第029話:お嬢様が見せた、初めての感謝
第029話:お嬢様が見せた、初めての感謝
騎士たちが元の姿に戻り、広場が歓喜と安堵の声で満たされる中、俺とアリサは喧騒を避けるように、大書庫のバルコニーへと足を運んでいた。 夜風が、戦いの熱を帯びた肌に心地よい。 つい数刻前まで、ここでは世界を揺るがすような「権能」のぶつかり合いがあり、一歩間違えれば俺たちは跡形もなく消え去っていた。そう思うと、目の前に広がる穏やかな月夜が、どこか現実味を欠いたスクリーンのようにさえ見える。
「……レイン」
手すりに寄りかかり、遠くを見つめていたアリサが、静かに俺の名を呼んだ。 その声は、いつもの高飛車な「お嬢様」のトーンではなく、どこか心細さと、深い熱を孕んでいる。
「何でしょうか、お嬢様。まだどこか、お体に違和感でも? 立ち眩みがするなら、すぐに体内の魔力循環を確認しますが」
俺がいつもの調子で魔導盤(コンソール)に手をかけようとすると、アリサはふっと小さく笑い、首を振った。
「そうじゃないわ。……ただ、少しだけ、不思議に思っていたの。あなたは、どうしてあんな無茶をしたのかしらって」
「無茶、ですか」
「ええ。呂后は、セブンスターズの一角……この世界の理そのものと言っても過言ではない存在よ。それを相手に、自分の腕をあんな風に差し出して、無理やり呪いを押し留めるなんて。……私、見ていて心臓が止まるかと思ったわ」
アリサの視線が、俺の右腕に落ちる。 反射(リダイレクト)の代償として一時的に変異の負荷を受けた右腕は、パッチ処理によって形こそ戻っているものの、まだ激しい熱を持ち、微かに震えていた。

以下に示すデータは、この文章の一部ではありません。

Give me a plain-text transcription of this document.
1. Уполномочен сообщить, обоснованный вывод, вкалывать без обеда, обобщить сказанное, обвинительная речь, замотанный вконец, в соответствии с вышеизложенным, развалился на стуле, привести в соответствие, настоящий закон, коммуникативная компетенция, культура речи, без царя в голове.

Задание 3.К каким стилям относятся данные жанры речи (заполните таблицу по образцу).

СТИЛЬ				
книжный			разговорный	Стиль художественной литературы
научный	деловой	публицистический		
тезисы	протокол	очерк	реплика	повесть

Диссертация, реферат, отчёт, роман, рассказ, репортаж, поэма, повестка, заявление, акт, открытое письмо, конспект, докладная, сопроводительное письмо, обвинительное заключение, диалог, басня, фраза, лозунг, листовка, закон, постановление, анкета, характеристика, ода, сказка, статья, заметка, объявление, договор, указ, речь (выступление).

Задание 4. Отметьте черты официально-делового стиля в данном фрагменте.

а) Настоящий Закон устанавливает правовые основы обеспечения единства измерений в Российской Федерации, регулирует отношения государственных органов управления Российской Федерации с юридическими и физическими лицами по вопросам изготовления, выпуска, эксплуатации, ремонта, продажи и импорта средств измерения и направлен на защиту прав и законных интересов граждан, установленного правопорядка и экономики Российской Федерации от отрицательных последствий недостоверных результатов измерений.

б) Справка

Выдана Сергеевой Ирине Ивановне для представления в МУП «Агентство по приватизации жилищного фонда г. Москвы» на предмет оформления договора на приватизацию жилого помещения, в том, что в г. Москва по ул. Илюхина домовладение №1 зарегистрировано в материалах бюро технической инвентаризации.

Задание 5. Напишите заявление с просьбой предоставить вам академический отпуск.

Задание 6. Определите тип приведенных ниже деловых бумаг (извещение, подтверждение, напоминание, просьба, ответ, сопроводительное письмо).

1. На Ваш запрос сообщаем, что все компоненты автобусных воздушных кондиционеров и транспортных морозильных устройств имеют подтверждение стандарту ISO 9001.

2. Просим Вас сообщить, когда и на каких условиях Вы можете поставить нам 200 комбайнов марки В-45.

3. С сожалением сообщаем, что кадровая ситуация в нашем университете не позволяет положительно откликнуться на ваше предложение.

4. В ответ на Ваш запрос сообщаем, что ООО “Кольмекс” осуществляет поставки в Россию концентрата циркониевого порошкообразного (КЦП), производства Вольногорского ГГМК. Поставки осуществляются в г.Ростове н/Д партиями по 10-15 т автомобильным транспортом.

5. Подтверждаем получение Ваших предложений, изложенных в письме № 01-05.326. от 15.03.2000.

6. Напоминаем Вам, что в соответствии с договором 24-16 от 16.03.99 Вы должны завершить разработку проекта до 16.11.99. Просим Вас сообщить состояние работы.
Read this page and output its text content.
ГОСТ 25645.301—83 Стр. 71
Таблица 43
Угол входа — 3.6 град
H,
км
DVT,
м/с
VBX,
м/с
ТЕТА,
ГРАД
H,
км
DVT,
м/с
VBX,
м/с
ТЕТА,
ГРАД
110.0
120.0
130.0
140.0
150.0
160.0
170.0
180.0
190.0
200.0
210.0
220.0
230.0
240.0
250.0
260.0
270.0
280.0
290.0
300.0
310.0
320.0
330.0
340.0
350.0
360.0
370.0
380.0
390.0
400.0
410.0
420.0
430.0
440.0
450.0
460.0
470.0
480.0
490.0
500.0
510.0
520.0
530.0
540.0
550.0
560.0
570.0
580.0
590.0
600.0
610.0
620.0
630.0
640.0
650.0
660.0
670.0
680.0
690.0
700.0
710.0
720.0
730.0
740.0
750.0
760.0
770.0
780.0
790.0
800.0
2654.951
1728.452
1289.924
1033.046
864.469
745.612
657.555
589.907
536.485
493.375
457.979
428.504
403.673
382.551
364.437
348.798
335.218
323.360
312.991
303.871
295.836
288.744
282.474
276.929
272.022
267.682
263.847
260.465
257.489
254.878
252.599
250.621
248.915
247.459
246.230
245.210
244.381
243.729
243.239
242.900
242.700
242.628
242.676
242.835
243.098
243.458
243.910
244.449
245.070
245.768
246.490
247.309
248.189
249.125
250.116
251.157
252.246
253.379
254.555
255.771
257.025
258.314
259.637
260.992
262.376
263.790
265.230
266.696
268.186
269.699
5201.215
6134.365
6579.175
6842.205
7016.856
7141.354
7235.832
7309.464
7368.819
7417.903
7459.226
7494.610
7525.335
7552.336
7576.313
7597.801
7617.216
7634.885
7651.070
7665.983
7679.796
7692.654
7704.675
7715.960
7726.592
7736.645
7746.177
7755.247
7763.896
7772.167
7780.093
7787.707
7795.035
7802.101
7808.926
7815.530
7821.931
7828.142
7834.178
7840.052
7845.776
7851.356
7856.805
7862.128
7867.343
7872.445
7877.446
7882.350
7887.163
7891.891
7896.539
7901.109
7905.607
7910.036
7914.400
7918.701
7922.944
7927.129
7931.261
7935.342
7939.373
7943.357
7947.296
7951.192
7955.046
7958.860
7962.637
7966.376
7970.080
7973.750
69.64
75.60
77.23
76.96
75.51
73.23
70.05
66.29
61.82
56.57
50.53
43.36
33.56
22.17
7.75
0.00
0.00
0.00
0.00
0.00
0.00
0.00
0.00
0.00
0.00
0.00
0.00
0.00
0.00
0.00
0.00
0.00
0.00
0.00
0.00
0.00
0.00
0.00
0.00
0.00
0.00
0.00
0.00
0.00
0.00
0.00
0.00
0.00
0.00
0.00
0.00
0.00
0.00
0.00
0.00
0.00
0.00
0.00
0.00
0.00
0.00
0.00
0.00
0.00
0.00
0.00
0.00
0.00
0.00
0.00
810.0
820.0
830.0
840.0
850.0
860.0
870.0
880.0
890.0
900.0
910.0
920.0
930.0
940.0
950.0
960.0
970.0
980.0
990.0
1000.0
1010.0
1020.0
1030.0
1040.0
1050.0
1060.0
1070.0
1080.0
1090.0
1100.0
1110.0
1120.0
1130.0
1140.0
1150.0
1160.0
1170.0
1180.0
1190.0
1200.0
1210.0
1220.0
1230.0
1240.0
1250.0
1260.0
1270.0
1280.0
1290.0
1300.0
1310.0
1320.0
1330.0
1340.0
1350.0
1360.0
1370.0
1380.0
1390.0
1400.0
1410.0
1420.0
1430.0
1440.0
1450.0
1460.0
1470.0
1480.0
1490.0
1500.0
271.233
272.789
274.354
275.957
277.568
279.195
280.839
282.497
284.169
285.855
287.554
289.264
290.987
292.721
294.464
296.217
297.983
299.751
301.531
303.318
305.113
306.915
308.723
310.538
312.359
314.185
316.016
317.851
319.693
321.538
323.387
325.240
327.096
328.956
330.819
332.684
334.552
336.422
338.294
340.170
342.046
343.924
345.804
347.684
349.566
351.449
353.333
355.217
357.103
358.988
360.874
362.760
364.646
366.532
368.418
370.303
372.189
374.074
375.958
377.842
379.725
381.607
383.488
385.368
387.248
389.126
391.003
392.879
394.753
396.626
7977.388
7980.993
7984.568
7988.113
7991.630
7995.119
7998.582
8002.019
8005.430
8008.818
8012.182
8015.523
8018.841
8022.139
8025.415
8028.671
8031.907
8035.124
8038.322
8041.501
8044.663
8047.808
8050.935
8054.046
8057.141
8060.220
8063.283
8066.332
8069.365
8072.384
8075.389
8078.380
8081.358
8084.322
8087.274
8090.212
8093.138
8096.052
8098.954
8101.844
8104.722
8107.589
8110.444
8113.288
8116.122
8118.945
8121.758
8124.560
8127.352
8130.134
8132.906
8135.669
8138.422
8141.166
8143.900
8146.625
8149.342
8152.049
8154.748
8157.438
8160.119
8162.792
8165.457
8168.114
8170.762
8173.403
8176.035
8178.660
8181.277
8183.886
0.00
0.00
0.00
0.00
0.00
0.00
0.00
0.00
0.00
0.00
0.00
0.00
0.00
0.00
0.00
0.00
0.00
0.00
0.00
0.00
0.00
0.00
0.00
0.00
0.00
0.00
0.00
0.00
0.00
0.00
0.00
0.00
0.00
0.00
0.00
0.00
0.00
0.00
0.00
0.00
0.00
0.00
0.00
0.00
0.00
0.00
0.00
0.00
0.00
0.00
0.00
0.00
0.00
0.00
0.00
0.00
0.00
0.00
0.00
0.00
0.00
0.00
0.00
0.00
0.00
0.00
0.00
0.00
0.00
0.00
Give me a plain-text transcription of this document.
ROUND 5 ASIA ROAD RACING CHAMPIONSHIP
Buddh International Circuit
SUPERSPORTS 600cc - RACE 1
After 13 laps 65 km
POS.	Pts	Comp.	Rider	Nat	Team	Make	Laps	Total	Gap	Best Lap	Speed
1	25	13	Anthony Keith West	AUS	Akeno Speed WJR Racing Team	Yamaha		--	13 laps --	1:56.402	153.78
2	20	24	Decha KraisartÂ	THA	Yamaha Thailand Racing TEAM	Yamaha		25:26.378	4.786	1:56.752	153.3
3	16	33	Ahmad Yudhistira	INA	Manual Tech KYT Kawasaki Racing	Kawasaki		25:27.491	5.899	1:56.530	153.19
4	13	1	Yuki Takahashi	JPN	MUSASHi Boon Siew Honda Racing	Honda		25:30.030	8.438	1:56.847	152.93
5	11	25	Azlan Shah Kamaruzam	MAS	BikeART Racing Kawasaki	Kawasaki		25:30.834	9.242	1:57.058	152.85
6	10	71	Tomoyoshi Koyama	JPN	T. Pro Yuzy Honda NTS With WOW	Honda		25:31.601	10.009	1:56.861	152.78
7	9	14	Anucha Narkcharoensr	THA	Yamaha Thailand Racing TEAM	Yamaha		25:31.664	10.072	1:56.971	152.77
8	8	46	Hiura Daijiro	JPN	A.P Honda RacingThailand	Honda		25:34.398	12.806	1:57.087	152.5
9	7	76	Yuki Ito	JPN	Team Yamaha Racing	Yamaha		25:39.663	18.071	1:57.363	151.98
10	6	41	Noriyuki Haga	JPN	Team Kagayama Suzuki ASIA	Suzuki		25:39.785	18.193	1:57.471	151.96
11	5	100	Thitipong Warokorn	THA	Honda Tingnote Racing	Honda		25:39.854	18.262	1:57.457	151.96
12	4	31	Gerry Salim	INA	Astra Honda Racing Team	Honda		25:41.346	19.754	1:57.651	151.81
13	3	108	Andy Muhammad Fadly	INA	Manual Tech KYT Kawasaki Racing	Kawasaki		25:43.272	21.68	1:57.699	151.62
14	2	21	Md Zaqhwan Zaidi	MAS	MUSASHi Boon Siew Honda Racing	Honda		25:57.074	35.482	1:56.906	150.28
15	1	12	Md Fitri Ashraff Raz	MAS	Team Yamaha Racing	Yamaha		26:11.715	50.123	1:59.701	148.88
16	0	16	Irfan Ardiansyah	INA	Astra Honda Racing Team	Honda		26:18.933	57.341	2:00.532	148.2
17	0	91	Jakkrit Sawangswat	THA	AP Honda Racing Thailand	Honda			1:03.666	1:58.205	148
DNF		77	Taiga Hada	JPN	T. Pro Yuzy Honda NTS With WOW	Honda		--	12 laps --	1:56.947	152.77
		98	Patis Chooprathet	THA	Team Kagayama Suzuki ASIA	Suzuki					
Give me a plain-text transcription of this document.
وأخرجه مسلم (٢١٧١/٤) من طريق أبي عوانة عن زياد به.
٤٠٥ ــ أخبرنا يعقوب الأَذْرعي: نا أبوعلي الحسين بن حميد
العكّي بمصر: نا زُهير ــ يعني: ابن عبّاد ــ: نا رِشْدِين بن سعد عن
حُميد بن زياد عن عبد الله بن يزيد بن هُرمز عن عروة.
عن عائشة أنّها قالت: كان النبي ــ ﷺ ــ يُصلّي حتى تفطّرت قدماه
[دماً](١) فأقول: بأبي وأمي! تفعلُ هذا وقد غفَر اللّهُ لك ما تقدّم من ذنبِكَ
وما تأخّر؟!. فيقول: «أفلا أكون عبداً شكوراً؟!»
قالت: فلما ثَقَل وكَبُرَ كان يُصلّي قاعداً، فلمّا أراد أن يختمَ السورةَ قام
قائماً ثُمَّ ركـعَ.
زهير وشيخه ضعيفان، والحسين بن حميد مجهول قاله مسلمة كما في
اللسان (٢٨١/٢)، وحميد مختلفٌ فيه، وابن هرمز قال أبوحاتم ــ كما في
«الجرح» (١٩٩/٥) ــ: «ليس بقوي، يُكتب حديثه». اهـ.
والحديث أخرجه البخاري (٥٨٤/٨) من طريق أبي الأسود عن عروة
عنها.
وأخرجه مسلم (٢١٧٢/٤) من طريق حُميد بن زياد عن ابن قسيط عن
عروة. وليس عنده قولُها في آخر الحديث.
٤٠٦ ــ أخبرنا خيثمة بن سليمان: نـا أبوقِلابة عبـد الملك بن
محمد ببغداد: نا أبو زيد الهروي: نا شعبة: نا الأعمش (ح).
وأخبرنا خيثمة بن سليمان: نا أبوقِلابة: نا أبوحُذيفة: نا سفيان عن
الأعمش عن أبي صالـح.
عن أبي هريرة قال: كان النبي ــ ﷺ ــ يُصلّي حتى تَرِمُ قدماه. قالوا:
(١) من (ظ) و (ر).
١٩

「無茶をしたつもりはありません。あれが、あの状況で最も成功率の高い『最適解』だっただけです。エンジニア……いえ、職人は、仕事の完成のためなら多少の無理はするものですよ」
「また、そうやって……。仕事だなんて、そんな言葉で片付けないで」
アリサが一歩、俺との距離を詰める。 月の光を浴びた彼女の銀髪が、夜風にさらりと流れた。 それは冷たい銀ではなく、星の光を編み込んだような、透き通った輝きを放っている。彼女は迷うような仕草を一度だけ見せた後、意を決したように、俺の熱を持った右手に、自らの両手をそっと重ねた。
「……冷たい」
俺の独り言に、アリサは少し顔を赤くして、それでも手を離そうとはしなかった。
「失礼ね。私は生身の人間だもの。……レイン、あなたはいつも『仕事だ』とか『義務だ』とか、そんな言葉ばかり並べるけれど。……でも、今日、あなたが救ったのは、ただの建物や兵士たちじゃない。私の心と、この砦の未来そのものなのよ」
彼女の掌から、温かな魔力が伝わってくる。それは攻撃的な魔法ではなく、傷ついた神経を癒やすような、純粋で優しい「治癒」の波動だった。
「……私、あなたのことが怖かった。得体の知れない術を使い、感情を見せず、ただ淡々と異常を直していく。……でも、今日わかったわ。あなたは、誰よりも真っ直ぐに、目の前の『壊れたもの』を助けようとしてくれる人なんだって」
アリサが顔を上げ、俺の目をじっと見つめる。その瞳には、今まで一度も見せたことのない、一人の少女としての純粋な信頼と、それ以上の何かが宿っていた。
「ありがとう、レイン。……私を、そして私の大切な場所を守ってくれて。……あなたがこの砦に来てくれて、本当に……本当によかった」
それは、アリサが初めて俺に見せた、飾りのない、心からの感謝だった。 「……困りましたね」
俺は視線を逸らし、短く溜息をついた。
「感謝なんて、仕様書には書いてありません。そんな想定外の報酬をもらってしまうと、今後の計算が狂う」
「ふふ、いいじゃない。計算なんて、またやり直せばいいわ。……これからは、私があなたの『計算できない部分』を支えてあげるから」
アリサはいたずらっぽく微笑むと、さらに俺の手に力を込めた。 彼女の体温が、俺の凍りついていたエンジニアとしての心に、少しずつ溶け込んでいく。
「……やれやれ。これじゃあ、次のトラブルが来ても、簡単に辞めるわけにはいかなくなりそうだ」
俺はそう呟きながら、アリサの温かな手を受け入れた。 バルコニーから見下ろす砦は、再起動を終えたばかりの静かな光を放っている。 お嬢様からの初めての感謝。 それは、どんな高性能なパッチよりも、俺の消耗した精神を回復させてくれる特効薬だった。 だが、この平穏が長く続かないことも、俺は直感的に理解していた。